Republican politician

Robert Cortes (born September 18, 1963) is a Republican politician who served as a member of the Florida House of Representatives from 2014 to 2018, representing the 30th District, which includes Altamonte Springs, Casselberry, Maitland, and Winter Park in southern Seminole County and northern Orange County.

==History==
Cortes was born in Brooklyn in New York City to Puerto Rican parents, and lived in Puerto Rico starting at the age of 10. He later attended the EDP College of Puerto Rico before moving to Longwood, Florida, where he founded two businesses, Cortes Towing Service and Cortrans Shuttle Service. In 2009, Cortes ran for a seat on the Longwood City Commission in District 3, and defeated Mike Holt with 61% of the vote. He was re-elected to the City Commission in 2012 over Ben Paris with 59% of the vote, and in 2014 was elected by the City Commission to serve as the Mayor.
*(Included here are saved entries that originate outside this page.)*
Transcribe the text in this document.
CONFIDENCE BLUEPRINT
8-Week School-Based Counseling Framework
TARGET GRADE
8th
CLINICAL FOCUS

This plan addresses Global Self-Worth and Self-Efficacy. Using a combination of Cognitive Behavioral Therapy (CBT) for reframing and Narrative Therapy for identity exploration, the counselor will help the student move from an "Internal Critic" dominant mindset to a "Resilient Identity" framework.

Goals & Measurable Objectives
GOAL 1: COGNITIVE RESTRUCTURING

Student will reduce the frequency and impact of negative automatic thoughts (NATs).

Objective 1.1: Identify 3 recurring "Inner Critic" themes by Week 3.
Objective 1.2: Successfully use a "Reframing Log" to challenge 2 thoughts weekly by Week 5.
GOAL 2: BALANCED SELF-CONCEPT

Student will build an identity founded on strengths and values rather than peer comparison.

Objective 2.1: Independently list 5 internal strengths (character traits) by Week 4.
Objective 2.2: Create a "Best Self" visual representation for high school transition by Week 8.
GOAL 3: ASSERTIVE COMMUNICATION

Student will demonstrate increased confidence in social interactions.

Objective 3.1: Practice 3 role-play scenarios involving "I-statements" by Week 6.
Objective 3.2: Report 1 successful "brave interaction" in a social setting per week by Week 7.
==Florida House of Representatives==
In 2014, incumbent State Representative Karen Castor Dentel, a Democrat, ran for re-election in the 30th District, so Cortes ran against her. He faced Seminole County Soil and Water Conservation District Supervisor Scott Sturgill in the Republican primary, and he campaigned on reducing taxes and regulations for businesses, on his support for charter schools, and on his plan to provide parents homeschooling their children with funding to do so. The Orlando Sentinel, though criticizing both Cortes and Sturgill as candidates who "largely walk in lock step on most GOP stances," endorsed Cortes, praising the "strength of his municipal experience" overseeing Longwood's twenty million dollar budget. In the end, Cortes ended up winning the primary by a wide margin, defeating Sturgill with 57% of the vote. He advanced to the general election, where he faced Castor Dentel, and a contentious campaign ensued. Cortes attacked Castor Dentel for her focus on public education, saying, "Pretty much all the bills she's put forward have been geared towards education. Not that there's anything particularly wrong with that, but...other issues affect our district and our state." He campaigned on his support for lower taxes and regulations, though he defended his vote in favor of increasing property taxes while on the City Commission. During the campaign, Cortes was attacked for not actually living inside the district while he was campaigning, as Longwood, where he was elected to the City Commission, was in the neighboring 29th District, and as a result, he ended up resigning his City Commission seat and moved into Altamonte Springs. Groups supporting Cortes attacked Castor Dentel for allegedly voting to defund public education, based on the fact that she voted against the state's budget, an attack that Orlando Sentinel columnist Scott Maxwell called "slimy." During the campaign, the Orlando Sentinel endorsed Castor Dentel over Cortes, noting that while Cortes is "sincere and civic-minded," he was "not in Castor Dentel's league." Ultimately, Cortes defeated Castor Dentel, winning 51 percent of the vote to her 49 percent. In 2016, Cortes voted to allow fracking in Florida.

Cortes was defeated in his bid for re-election in 2018, losing to Democrat Joy Goff-Marcil.